Вы должны посмотреть его — правда, это отличное кино.
Я не могу. Признаюсь, я как раз недавно отклонил такое приглашение. Нью-Йоркская филармония собирается осенью показывать «Манхэттен», а музыку Гершвина из фильма при этом будет играть их оркестр. Разумеется, они меня позвали. Но я ответил: «Нет, ни в коем случае! Можете делать этот проект, я не возражаю, но я не могу в этом участвовать».
В «Энни Холл» вы говорите, что жизнь бывает либо ужасной, либо несчастной. Вы по-прежнему так думаете?
Конечно. Но сейчас я сказал бы, что она бывает либо ужасной, либо совершенно ужасной.
Насколько автобиографичны ваши работы?
Знаете, я помню, как в одном интервью Марлон Брандо жаловался, что люди часто путают его с персонажами, которых он сыграл. Когда вышел фильм «Энни Холл», многие решили, что я играю себя. Но это не так. Я не такой дурак. И гораздо более дисциплинирован. Я, знаете, в детстве был спортивным мальчиком, а вовсе не слабаком. И тем не менее этот персонаж принес мне немало пользы.
Вы снимаете по фильму в год. Вам это все еще доставляет удовольствие?

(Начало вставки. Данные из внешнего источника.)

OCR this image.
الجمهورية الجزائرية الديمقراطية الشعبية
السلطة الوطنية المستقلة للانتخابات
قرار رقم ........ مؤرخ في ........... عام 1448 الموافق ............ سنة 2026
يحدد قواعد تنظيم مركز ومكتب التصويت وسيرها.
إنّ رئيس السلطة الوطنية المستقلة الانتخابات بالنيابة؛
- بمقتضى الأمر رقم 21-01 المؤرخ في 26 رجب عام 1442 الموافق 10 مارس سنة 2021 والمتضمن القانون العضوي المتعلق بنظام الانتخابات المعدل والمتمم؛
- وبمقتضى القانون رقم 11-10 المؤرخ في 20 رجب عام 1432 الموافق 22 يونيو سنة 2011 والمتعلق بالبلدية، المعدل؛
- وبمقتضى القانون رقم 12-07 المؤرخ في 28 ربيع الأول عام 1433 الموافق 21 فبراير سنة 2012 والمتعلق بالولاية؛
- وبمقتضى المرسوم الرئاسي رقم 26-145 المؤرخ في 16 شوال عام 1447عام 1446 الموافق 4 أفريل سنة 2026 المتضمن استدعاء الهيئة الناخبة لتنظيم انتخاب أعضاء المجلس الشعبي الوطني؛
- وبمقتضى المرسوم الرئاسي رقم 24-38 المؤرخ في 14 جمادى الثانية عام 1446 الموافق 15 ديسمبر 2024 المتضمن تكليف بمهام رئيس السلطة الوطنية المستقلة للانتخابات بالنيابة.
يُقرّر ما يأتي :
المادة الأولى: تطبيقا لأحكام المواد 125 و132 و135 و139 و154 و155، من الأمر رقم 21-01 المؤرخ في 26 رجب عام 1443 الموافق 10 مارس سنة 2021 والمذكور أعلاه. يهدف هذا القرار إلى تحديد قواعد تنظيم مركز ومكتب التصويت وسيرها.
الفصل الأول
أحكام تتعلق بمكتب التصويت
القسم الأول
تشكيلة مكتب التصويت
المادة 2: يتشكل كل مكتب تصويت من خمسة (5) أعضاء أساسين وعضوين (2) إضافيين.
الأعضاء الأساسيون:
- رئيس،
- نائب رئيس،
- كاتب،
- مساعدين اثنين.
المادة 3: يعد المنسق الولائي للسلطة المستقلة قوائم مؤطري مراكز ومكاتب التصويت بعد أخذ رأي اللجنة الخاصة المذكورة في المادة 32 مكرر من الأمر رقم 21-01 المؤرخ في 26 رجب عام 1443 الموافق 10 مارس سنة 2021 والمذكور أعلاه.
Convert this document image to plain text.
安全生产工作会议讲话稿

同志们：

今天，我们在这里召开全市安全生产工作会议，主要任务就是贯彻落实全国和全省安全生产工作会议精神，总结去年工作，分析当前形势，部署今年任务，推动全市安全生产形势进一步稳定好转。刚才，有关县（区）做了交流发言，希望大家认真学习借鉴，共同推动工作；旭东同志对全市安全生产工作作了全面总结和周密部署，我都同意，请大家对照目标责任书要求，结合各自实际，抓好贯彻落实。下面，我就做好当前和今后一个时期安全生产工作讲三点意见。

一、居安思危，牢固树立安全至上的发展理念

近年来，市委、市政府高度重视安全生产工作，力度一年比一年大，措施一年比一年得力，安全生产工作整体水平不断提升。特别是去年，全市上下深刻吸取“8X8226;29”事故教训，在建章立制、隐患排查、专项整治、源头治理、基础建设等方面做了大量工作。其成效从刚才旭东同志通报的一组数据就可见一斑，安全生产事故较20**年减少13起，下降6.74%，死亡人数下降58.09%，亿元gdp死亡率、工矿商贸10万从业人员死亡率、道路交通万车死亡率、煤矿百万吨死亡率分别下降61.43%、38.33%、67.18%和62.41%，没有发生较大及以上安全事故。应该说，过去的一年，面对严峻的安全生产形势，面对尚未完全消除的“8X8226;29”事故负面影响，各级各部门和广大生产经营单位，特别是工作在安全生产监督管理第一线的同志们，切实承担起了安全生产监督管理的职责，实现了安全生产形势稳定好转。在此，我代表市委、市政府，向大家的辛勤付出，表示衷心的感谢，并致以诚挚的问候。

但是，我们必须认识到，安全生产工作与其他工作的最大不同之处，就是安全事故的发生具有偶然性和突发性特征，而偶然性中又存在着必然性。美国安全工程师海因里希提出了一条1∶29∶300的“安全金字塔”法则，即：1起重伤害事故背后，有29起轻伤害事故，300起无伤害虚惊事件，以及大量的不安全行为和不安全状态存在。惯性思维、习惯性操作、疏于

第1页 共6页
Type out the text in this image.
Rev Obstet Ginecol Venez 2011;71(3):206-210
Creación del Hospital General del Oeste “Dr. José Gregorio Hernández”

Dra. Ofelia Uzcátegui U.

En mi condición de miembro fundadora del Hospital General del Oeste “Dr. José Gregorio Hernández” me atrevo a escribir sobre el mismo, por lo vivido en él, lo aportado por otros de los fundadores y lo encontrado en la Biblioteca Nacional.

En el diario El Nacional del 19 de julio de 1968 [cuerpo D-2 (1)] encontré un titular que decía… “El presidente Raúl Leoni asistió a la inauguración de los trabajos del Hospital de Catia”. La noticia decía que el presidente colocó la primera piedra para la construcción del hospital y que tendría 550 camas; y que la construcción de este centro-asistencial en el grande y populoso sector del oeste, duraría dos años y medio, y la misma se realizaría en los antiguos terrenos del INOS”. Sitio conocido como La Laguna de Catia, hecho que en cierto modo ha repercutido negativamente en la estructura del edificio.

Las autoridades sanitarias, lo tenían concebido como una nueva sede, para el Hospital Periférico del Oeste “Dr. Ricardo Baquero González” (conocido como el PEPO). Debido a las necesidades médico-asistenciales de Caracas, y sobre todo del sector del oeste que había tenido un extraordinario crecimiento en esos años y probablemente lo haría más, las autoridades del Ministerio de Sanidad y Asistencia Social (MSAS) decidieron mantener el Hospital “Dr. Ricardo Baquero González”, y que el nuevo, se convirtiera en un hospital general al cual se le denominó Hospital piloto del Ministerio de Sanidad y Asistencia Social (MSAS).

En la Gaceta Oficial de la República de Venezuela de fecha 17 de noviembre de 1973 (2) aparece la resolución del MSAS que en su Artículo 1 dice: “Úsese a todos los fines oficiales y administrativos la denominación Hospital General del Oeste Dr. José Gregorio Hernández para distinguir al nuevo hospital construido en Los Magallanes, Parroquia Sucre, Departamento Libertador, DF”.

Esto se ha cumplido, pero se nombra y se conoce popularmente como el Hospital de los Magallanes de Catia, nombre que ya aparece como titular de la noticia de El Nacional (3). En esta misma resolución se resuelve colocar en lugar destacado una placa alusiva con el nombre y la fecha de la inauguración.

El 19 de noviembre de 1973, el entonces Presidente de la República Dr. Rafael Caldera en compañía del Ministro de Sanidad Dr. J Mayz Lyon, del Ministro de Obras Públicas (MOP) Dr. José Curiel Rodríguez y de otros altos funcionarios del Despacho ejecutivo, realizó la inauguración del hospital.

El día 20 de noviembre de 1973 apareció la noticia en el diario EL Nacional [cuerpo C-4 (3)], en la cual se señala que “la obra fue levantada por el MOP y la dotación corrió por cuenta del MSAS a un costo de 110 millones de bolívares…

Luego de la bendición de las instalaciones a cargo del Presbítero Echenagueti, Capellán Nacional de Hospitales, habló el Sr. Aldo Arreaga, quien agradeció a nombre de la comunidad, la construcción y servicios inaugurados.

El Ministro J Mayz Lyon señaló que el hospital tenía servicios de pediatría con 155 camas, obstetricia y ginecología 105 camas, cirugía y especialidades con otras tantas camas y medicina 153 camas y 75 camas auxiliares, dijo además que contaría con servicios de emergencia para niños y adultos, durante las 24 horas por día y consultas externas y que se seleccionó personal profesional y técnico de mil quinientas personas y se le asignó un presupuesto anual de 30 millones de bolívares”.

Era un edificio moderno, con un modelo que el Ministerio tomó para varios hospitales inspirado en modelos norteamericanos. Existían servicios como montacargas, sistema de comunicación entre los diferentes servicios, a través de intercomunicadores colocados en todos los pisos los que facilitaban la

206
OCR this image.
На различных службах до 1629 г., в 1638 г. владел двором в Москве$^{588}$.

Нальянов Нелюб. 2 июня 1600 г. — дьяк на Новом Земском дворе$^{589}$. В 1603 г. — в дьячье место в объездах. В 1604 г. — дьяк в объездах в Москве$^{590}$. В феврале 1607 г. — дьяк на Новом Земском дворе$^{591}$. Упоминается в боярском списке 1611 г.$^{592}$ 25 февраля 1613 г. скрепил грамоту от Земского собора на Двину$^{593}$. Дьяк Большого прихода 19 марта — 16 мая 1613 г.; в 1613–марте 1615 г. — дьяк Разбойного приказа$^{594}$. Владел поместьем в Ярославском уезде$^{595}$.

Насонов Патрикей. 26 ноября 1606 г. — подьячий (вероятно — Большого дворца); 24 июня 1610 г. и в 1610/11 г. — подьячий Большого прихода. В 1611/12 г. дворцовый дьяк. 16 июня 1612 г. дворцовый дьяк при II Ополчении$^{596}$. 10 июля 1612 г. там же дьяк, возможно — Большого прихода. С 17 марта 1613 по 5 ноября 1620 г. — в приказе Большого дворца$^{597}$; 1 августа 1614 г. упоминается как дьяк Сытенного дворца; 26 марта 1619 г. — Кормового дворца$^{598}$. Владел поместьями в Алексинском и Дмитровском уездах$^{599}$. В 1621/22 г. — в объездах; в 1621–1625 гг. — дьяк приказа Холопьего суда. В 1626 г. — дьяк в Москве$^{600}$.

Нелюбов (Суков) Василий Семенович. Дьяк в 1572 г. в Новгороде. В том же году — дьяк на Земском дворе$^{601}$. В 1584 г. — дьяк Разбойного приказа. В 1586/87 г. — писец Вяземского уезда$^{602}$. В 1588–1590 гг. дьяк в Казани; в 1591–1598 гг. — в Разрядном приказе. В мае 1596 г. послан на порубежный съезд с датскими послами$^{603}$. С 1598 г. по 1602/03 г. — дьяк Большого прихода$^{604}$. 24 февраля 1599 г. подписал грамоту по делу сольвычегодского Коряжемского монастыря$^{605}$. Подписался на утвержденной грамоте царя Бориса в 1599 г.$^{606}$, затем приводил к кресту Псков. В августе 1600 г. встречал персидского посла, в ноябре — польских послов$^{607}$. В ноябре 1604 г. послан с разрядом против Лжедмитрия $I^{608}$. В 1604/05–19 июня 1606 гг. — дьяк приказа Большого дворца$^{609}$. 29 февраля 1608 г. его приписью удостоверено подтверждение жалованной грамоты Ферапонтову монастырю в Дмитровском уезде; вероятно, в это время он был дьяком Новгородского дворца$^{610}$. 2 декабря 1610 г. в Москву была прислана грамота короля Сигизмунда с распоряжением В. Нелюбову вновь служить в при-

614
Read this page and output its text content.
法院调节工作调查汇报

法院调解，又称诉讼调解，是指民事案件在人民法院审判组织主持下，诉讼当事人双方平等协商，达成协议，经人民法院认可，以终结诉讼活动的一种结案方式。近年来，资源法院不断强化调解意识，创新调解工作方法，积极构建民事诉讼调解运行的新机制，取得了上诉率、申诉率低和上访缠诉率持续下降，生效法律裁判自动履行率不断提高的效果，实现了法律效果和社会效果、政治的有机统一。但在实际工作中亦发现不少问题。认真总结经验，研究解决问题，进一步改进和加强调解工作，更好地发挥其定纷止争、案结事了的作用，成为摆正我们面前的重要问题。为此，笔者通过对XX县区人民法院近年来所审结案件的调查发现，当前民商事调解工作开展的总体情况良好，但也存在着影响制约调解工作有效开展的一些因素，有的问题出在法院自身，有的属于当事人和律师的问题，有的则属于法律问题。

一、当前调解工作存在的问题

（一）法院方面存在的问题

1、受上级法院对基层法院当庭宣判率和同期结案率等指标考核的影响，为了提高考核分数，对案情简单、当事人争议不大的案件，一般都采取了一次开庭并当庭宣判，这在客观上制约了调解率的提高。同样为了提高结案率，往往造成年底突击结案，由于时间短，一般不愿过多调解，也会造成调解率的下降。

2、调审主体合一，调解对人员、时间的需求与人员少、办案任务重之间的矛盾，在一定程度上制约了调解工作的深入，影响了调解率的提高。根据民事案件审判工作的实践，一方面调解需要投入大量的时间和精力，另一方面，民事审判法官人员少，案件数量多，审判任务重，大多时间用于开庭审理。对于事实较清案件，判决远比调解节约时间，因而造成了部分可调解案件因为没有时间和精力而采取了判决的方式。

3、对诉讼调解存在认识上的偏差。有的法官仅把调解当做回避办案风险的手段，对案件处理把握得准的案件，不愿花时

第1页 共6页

Это не так трудно, как вы думаете. И потом, я не представляю, чем буду заниматься, если уйду на покой. Я ведь не банковский клерк или продавец в аптеке, который не может дождаться выходных, чтобы заняться своей лодкой. Мне платят за то, что я играю в бейсбол.
Вы о чем-нибудь жалеете?
Вся моя жизнь — сплошные сожаления. Я жалею, что не закончил колледж. Жалею, что не наделен талантом музыканта. Жалею, что в юности был слишком робким. И вообще, чаще всего я жалею о том, что упустил.